Foto: AFP/ANDREW MILLIGAN

Wenn ich die letzten zwölf Monate überstehen konnte, mag er sich denken, dann kann ich alles überstehen. Vor einem Jahr wurde Boris Johnson britischer Premierminister, und das erste Amtsjahr als Achterbahnfahrt zu bezeichnen wäre eine Untertreibung. Es war alles dabei: vom Verlust der parlamentarischen Mehrheit bis zur Niederlage vor dem höchsten Gericht des Landes. Dann der größte Wahlsieg der Konservativen seit mehr als dreißig Jahren und der vollzogene Brexit Ende Januar. Schließlich die Corona-Katastrophe, Verlobung, Covid-Ansteckung und erneute Vaterfreuden: Turbulent ist gar kein Ausdruck.

Johnsons liebste Filmszene stammt aus „Der Pate“

Boris Johnson wurde einmal gefragt, was seine liebste Filmszene sei und antwortete: „Die mehrfachen Vergeltungsmorde am Ende von ‚Der Pate‘.“ Siehe da, der joviale Politclown hat auch seine dunkle Seite. Wie brutal er sein kann, demonstrierte Johnson, nachdem er am 24. Juli 2019 in die Downing Street einzog und kurzerhand 17 Minister feuerte, die nicht Brexit-treu genug waren. Seine Kabinettsumbildung wurde von der britischen Presse wahlweise mit „Kehraus“, „Blutbad“ oder „Massaker“ kommentiert.
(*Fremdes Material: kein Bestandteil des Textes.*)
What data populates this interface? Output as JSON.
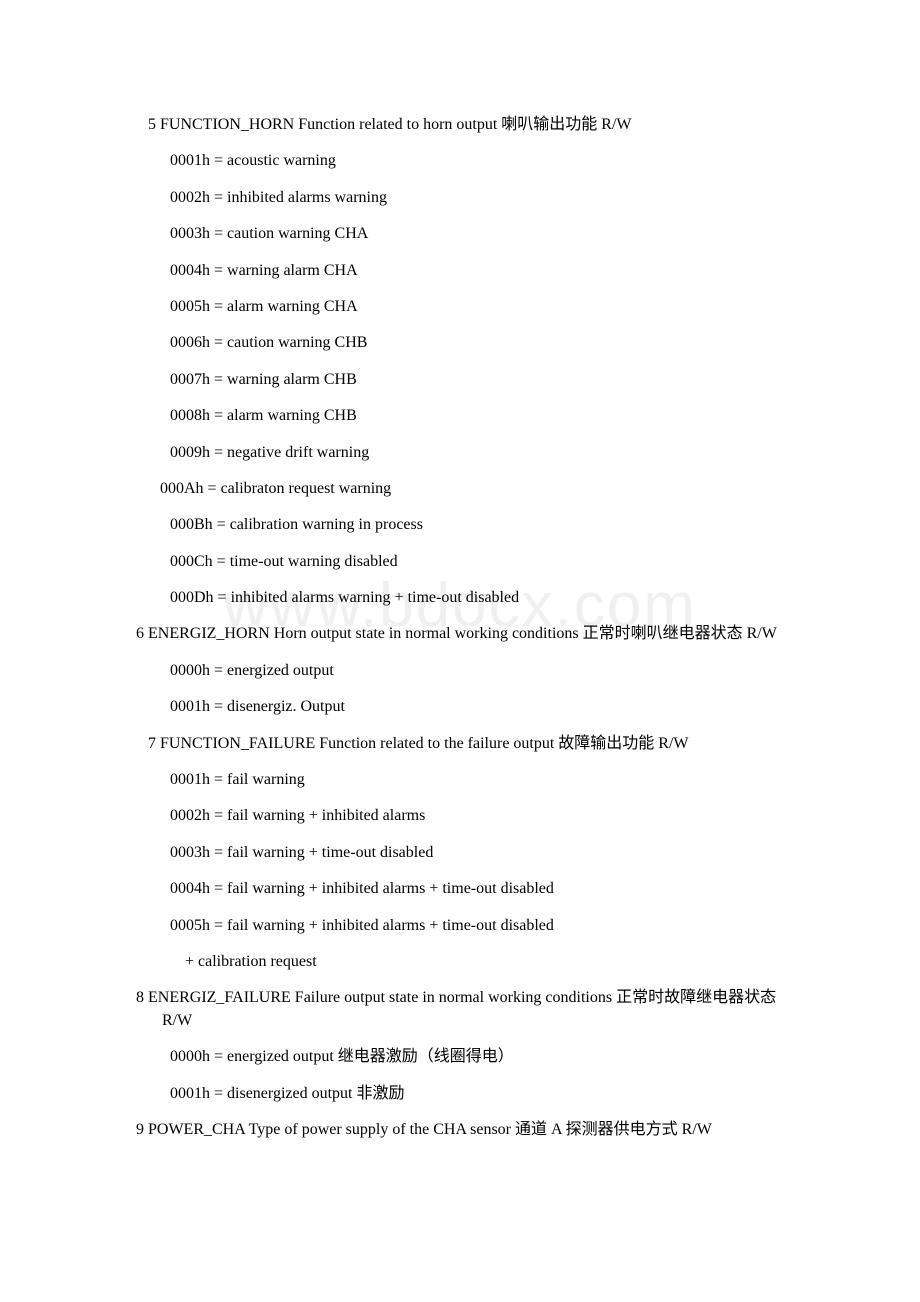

Ähnlich brachial reagierte Johnson wenige Wochen später, als sich Fraktionskollegen mit der Opposition im Unterhaus verbündeten, um einen harten Brexit gesetzlich zu verhindern. Der Premierminister warf die Rebellen einfach aus der Fraktion. 21 langjährige und verdiente Tory-Abgeordnete wurden vor die Tür gesetzt, darunter zwei ehemalige Schatzkanzler und neun Ex-Kabinettsminister. Und mit Nicholas Soames hatte Johnson sogar den Enkel von Winston Churchill aus der Konservativen Partei ausgestoßen.
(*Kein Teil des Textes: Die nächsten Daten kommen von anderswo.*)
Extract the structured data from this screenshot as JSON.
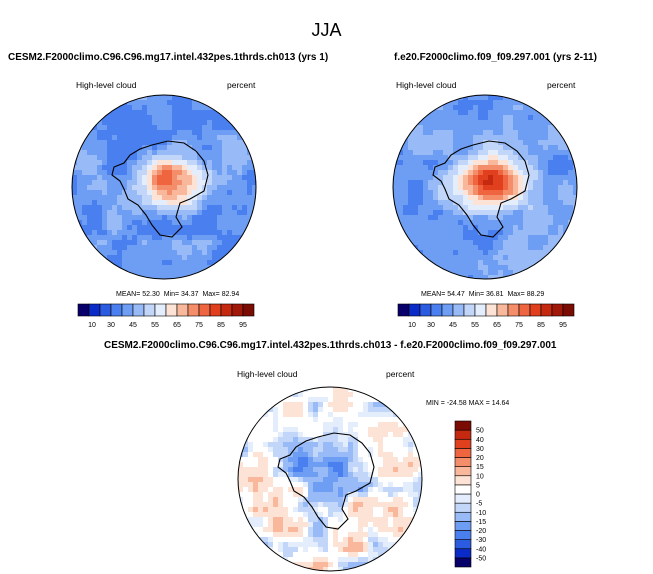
{
  "figure": {
    "title": "JJA"
  },
  "chart_data": [
    {
      "type": "heatmap",
      "projection": "south-polar-stereographic",
      "title": "CESM2.F2000climo.C96.C96.mg17.intel.432pes.1thrds.ch013 (yrs 1)",
      "variable": "High-level cloud",
      "units": "percent",
      "stats": {
        "mean_label": "MEAN=",
        "mean": "52.30",
        "min_label": "Min=",
        "min": "34.37",
        "max_label": "Max=",
        "max": "82.94"
      },
      "colorbar": {
        "orientation": "horizontal",
        "ticks": [
          "10",
          "30",
          "45",
          "55",
          "65",
          "75",
          "85",
          "95"
        ],
        "levels": [
          5,
          10,
          20,
          30,
          40,
          45,
          50,
          55,
          60,
          65,
          70,
          75,
          80,
          85,
          90,
          95
        ],
        "colors": [
          "#08006a",
          "#0a2bc8",
          "#2a5be0",
          "#4a7ff0",
          "#6e9df4",
          "#98bbf7",
          "#c2d6fa",
          "#e4edfc",
          "#fde3d5",
          "#f9b89c",
          "#f48e6a",
          "#ee6540",
          "#e0401e",
          "#c52a10",
          "#a01808",
          "#7a0c04"
        ]
      }
    },
    {
      "type": "heatmap",
      "projection": "south-polar-stereographic",
      "title": "f.e20.F2000climo.f09_f09.297.001 (yrs 2-11)",
      "variable": "High-level cloud",
      "units": "percent",
      "stats": {
        "mean_label": "MEAN=",
        "mean": "54.47",
        "min_label": "Min=",
        "min": "36.81",
        "max_label": "Max=",
        "max": "88.29"
      },
      "colorbar": {
        "orientation": "horizontal",
        "ticks": [
          "10",
          "30",
          "45",
          "55",
          "65",
          "75",
          "85",
          "95"
        ],
        "levels": [
          5,
          10,
          20,
          30,
          40,
          45,
          50,
          55,
          60,
          65,
          70,
          75,
          80,
          85,
          90,
          95
        ],
        "colors": [
          "#08006a",
          "#0a2bc8",
          "#2a5be0",
          "#4a7ff0",
          "#6e9df4",
          "#98bbf7",
          "#c2d6fa",
          "#e4edfc",
          "#fde3d5",
          "#f9b89c",
          "#f48e6a",
          "#ee6540",
          "#e0401e",
          "#c52a10",
          "#a01808",
          "#7a0c04"
        ]
      }
    },
    {
      "type": "heatmap",
      "projection": "south-polar-stereographic",
      "title": "CESM2.F2000climo.C96.C96.mg17.intel.432pes.1thrds.ch013 - f.e20.F2000climo.f09_f09.297.001",
      "variable": "High-level cloud",
      "units": "percent",
      "stats": {
        "min_label": "MIN =",
        "min": "-24.58",
        "max_label": "MAX =",
        "max": "14.64"
      },
      "colorbar": {
        "orientation": "vertical",
        "ticks": [
          "-50",
          "-40",
          "-30",
          "-20",
          "-15",
          "-10",
          "-5",
          "0",
          "5",
          "10",
          "15",
          "20",
          "30",
          "40",
          "50"
        ],
        "colors": [
          "#08006a",
          "#0a2bc8",
          "#2a5be0",
          "#4a7ff0",
          "#6e9df4",
          "#98bbf7",
          "#c2d6fa",
          "#e4edfc",
          "#ffffff",
          "#fde3d5",
          "#f9b89c",
          "#f48e6a",
          "#ee6540",
          "#e0401e",
          "#c52a10",
          "#7a0c04"
        ]
      }
    }
  ]
}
Freilich ging damit Johnson seine parlamentarische Mehrheit abhanden. Im Unterhaus verlor er wegen seines harten Brexit-Kurses eine Abstimmung nach der anderen. Er reagierte damit, das Unterhaus in einen Zwangsurlaub zu schicken. Vor dem „Supreme Court“ allerdings unterlag er, die Richter warfen ihm Verfassungsbruch vor und kassierten die sogenannte „Prorogation“. Bei den folgenden Neuwahlen konnte Johnson dann demonstrieren, dass er korrekt kalkuliert hatte: Den Briten gefiel Boris’ Versprechen, den Brexit unter allen Umständen durchziehen zu wollen. Johnson fuhr im Dezember den größten Wahlsieg für die Konservativen seit 1987 ein und darf jetzt mit einer absoluten Mehrheit von 80 Sitzen regieren.
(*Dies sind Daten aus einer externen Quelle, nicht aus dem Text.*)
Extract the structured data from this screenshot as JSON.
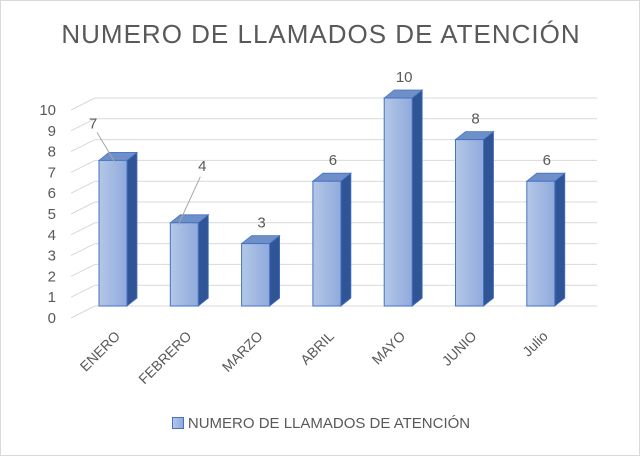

Nachdem der Premierminister am 31. Januar den formellen Austritt Großbritanniens aus der EU feierte, ging er in Urlaub. Während er Ferien in Übersee machte, breitete sich im Königreich das Coronavirus aus. Johnson ignorierte die Gefahr, nahm an den ersten fünf Krisensitzungen nicht teil und brüstete sich im März noch damit, Covid-Patienten die Hände geschüttelt zu haben. Viel zu spät am 23. März ging Großbritannien in den Lockdown.

Johnson steckte sich selbst an, musste drei Tage auf der Intensivstation verbringen und es hätte, sagte er hinterher, auch schief gehen können. Nach drei Wochen Rekonvaleszenz konnte er wieder zum Dienst antreten und der Nation zusätzlich Mut machen mit der Verkündigung, wieder Vater geworden zu sein. Seine Verlobte Carrie Symonds hatte Ende April einen gesunden Jungen zur Welt gebracht. Seitdem allerdings gehen die Popularitätswerte des Premierministers langsam in den Keller.

Die Covid-Katastrophe, so wird den Briten allmählich klar, ist zum guten Teil hausgemacht, und die Regierung trägt Verantwortung für viele Versäumnisse. Mit Keir Starmer als neuem Labour-Chef gibt es jetzt wieder einen Oppositionsführer im Land, der Boris Johnson im Unterhaus ein ums andere Mal auf seine Fehler aufmerksam macht. Jetzt bietet sich die Zukunft nicht für Schönwetterreden an. Die Aussichten auf ein erfolgreiches zweites Amtsjahr sind gering.